Están los que teorizan y otros ejecutan sin echarse flores y sí echándose a las espaldas un esfuerzo enorme de coordinación y despliegue culinario; son las personas y no el "espíritu santo" las que hacen posible ratos que, como las V Jornadas Gastronómicas "Tenerife Creativa", ponen en su sitio la enorme calidad, la preparación, el talento y un servicio extraordinario que se encuentran aquí, en Tenerife.

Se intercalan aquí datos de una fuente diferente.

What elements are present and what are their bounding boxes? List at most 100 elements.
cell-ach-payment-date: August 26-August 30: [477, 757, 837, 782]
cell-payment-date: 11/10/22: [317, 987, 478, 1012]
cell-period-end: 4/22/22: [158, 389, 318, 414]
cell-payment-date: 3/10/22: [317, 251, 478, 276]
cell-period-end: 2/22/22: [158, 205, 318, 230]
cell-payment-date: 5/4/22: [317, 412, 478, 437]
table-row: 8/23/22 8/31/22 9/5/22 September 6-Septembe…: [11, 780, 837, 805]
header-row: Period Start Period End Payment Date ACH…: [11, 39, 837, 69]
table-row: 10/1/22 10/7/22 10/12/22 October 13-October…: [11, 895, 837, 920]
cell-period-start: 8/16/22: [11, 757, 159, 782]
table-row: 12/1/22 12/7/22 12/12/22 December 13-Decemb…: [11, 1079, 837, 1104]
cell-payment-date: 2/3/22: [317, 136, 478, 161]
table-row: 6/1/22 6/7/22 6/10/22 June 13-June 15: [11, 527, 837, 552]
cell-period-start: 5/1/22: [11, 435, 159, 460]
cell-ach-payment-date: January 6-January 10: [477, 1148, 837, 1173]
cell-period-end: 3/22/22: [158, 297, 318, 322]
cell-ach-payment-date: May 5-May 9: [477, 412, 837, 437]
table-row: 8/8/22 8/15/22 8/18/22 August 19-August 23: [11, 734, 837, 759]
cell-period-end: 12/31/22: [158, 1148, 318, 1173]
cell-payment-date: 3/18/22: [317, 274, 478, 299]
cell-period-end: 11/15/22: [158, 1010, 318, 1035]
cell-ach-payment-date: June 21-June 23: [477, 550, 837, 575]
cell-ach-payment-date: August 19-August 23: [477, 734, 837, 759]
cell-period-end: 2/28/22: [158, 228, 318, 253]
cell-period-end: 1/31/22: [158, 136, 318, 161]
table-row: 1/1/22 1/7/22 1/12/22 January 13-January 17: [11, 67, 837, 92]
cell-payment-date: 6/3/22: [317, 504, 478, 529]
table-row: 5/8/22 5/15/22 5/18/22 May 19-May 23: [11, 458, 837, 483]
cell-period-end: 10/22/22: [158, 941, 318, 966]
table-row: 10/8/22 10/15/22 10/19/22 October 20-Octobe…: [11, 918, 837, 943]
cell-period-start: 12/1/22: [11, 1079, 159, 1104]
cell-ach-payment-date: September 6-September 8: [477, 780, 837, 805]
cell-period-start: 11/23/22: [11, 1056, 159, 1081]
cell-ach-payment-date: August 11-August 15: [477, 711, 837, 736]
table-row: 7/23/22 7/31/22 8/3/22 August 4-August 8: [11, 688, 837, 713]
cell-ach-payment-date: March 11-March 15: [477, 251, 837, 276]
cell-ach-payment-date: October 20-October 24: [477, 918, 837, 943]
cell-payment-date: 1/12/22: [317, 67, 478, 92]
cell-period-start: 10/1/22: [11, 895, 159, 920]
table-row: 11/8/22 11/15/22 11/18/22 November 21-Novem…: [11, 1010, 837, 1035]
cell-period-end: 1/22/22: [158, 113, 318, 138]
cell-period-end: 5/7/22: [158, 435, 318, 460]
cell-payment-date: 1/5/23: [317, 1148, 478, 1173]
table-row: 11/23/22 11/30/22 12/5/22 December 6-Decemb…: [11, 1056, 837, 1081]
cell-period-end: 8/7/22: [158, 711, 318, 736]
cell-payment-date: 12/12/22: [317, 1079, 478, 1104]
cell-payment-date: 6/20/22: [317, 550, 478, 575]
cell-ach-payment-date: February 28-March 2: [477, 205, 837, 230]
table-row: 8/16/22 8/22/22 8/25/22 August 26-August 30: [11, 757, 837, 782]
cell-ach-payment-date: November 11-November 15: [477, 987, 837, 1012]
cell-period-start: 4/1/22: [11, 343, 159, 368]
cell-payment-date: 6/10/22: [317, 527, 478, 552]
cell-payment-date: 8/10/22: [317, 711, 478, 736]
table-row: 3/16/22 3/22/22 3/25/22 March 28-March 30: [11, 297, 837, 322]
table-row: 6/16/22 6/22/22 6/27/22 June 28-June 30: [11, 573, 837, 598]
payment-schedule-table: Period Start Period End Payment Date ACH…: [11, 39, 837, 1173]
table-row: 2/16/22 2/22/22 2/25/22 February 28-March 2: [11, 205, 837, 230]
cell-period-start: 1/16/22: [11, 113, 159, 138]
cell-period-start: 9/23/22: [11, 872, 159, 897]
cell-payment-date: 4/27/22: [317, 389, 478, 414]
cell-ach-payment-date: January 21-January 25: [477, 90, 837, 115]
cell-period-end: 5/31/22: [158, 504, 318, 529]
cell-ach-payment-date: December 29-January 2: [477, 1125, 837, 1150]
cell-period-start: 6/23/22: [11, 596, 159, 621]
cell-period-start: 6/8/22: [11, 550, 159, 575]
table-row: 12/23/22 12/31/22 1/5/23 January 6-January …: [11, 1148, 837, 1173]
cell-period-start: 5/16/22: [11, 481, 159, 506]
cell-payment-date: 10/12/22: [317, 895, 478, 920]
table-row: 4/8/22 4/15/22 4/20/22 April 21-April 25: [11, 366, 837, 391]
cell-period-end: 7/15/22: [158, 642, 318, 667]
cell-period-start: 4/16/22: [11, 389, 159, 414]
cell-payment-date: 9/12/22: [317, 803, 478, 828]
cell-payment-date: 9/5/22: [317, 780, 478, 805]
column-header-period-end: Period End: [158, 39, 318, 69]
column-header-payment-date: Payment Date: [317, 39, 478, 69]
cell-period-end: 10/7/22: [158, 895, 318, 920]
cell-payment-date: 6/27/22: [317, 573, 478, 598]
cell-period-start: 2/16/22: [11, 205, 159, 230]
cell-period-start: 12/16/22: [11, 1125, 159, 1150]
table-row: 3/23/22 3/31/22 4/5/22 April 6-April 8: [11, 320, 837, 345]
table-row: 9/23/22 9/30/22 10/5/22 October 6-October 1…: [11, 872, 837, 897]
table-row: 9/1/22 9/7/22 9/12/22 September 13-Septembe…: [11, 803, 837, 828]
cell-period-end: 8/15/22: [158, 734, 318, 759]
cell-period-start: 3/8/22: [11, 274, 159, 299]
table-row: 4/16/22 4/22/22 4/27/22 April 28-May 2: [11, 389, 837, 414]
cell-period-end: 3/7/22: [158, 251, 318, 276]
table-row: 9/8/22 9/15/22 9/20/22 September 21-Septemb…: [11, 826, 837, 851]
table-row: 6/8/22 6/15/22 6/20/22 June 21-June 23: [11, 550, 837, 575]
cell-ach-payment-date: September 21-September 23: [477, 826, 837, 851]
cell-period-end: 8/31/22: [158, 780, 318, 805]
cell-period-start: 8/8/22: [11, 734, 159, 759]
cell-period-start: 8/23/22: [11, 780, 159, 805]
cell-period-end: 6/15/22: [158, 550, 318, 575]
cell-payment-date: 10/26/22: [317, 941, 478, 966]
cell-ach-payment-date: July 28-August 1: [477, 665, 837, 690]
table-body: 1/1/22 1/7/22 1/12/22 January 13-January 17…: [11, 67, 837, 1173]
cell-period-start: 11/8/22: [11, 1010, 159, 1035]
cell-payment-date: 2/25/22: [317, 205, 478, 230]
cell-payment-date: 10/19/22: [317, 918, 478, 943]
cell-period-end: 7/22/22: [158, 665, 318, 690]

Juan Carlos Clemente, chef del restaurante del Anthelia, y la dirección del complejo, dieron el do de pecho estos días invitando a cuatro "duetos" de alta cocina y la culminación del menú degustación de clausura, el de ayer, firmado por el propio coordinador. En amplias pantallas se han podido observar las evoluciones de los uniformados de blanco (de negro, el caso de Lucas Maes): ni trampa ni cartón: desfile de platos y maridajes con vinos de bodegas tinerfeñas que han dejado un regusto inolvidable. Jesús González y David Toscano pincelaron la noche inaugural con virtuosismo: lomito de arenque, manzana, frutos y quesos de la tierra, para "anodadar" con la coliflor y alga hiziki, pimiento rojo y amarillo y berenjena al estilo hindú. ¡Ah! La vieja con costra de lapas, crema ligera de batata y confitura de pimientos rojos. ¿Qué decir? Las lentejas con carne de cabra el pescado salado con cremoso de arroz amarillo y el postre "Los aromas de un vino blanco" fueron trazos personalistas de Rogelio Quintero y Pedro Rodríguez Dios, mientras que Lucas Maes y Juan Carlos Padrón (junto con su hermano) fueron trío para marcar una alta cota de genialidad con los churritos de aceitunas negras, el foie a la sal con mimos de canela y el turrón de morcilla, además de un pichón en su jugo que dejó a alguno a mi lado -casi no es broma- levitando. Canariedad ágil y viva por los cuatro costados de Braulio Simancas y Fabián Mora, con verdaderas odas al almogrote, esos chicharrones de calamar, el peto macerado y la pata de baifo embarrada.
Clemente llenó. Fue la fiesta. Uno de nuestros "puntales" agitó sensaciones con el foie y millo, la sardina, mango y yogourt o el bombón de carne de cabra. Este comentarista se queda corto.